Click on charts to enlarge, courtesy of Nomura.
For China the Fed' s QE2 works definitely ....
Import growth also surged by an even more impressive 51.0% y-o-y (10.8% m-o-m, seasonally adjusted), the highest level in 13 months, from 25.6% in December, also far exceeding expectations (Consensus: 27.0%; Nomura: 38.0%). In our view, while there was probably some front-loading of imports ahead of the holidays, the surge also reflected prices of commodities on the global market (lifting the cost per unit of China’s imports); strengthening growth momentum in domestic demand; and companies responding to rising international commodities prices (and expectations that they will continue to rise) by building-up raw material inventories.
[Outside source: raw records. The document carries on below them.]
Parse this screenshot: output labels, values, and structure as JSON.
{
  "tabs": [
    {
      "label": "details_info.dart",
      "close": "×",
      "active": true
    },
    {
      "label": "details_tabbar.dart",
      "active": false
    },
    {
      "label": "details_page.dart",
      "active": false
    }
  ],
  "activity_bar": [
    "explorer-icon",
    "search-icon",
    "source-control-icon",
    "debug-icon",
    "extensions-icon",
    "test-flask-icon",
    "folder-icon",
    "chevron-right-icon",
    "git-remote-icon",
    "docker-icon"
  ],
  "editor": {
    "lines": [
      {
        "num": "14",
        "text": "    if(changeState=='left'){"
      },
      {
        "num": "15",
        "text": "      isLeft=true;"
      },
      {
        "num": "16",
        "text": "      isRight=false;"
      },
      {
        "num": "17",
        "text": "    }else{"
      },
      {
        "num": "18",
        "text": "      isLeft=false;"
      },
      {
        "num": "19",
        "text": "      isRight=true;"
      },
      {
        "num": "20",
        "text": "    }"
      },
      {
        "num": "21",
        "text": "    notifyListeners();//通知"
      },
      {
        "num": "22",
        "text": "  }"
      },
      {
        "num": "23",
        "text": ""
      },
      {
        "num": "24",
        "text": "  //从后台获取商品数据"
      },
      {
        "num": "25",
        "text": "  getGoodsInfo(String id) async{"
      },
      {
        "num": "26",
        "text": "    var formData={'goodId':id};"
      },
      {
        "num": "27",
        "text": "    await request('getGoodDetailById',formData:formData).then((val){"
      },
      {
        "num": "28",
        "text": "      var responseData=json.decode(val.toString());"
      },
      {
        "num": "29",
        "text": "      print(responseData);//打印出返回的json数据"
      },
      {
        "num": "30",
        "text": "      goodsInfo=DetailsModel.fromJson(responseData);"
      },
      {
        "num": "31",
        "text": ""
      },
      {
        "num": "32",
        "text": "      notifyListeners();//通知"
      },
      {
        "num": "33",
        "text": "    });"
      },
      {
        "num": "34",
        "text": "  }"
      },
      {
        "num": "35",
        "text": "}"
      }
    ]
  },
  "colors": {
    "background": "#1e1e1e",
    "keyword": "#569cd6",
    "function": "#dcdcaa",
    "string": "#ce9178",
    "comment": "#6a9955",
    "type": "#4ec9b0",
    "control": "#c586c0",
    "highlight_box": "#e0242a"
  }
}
On commodities, import growth in value terms in most categories was much higher than in volume terms, as evidenced by soybeans (value growth of 51.7% and volume growth of 26.0% y-o-y), iron ore (145.7% and 47.9% y-o-y) and crude steel (204.0% and 126.5% y-o-y). Supporting our inventory build-up hypothesis, import volume growth of several raw materials surged, including crude steel (126.5%), iron ore (47.9% y-o-y), paper pulp (29.2%), crude oil (27.4%) and copper (24.7%). Supporting our hypothesis of strengthening domestic demand absorbing more imports, ordinary goods imports – that is, imports catered for domestic demand rather than being used in the production process to make finished goods to export – grew 55.5% y-o-y to USD84.9bn – much faster than imports of processing trade (39.7% y-o-y; USD37.6bn).